In Another Life
— Janel Pineda
The war never happened but somehow you and I still exist. Like obsidian,
we know only the memory of lava and not the explosion that created
us. Forget the gunned-down church, the burning flesh, the cabbage soup.
There is no bus. There is no border. There is no blood. There are
only sweet corn fields and mango skins. The turquoise house and clotheslines.
A heaping plate of pasteles and curtido waiting to be disappeared into our bellies.
In this life, our people are not things of silences but whole worlds bursting
into breath. Everywhere, there are children. Playing freely, clothed and clean.
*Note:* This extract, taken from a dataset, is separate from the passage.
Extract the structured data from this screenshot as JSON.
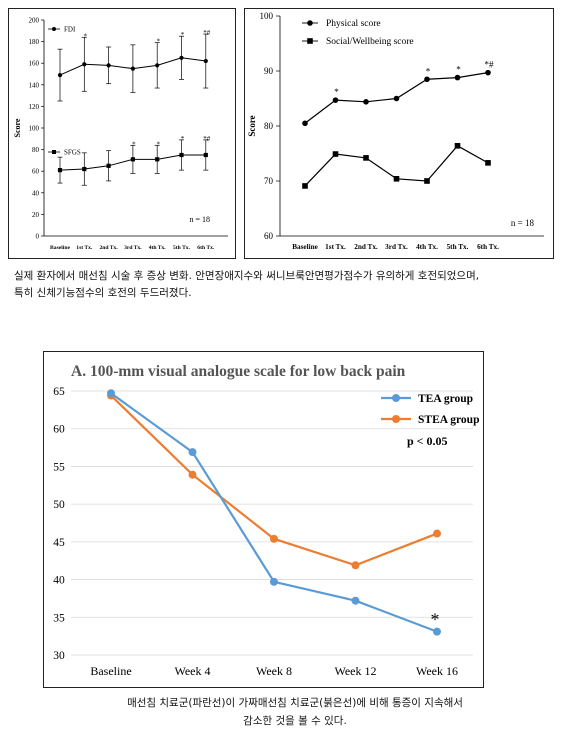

Mozote does not mean massacre and flowers bloom in every place shoes are
left behind. My name still means truth, this time in a language my mouth recognizes,
in a language I know how to speak. My grandmother is still a storyteller although I am
not a poet. In this life, I do not have to be. This poem somehow still exists. It is told
in my mother’s voice and she makes hurt dissolve like honey in hot water, manzanilla
warming the throat. You and I do not find each other on another continent, grasping
at each other’s necks in search of home. We meet in a mercado, my arms overflowing
with mamey and anonas, and together we wash them in riverwater. We watch sunset fall over
a land we call our own and do not fear its taking. I bite into the fruit, mouth sucking
seed from substance, pulling its veins from between my teeth. Our laughter echoes
from inside the cave, one we are free to step outside of. We do not have to hide here.
We do not have to hide anywhere. A torogoz flies past my face and I do not fear its flapping.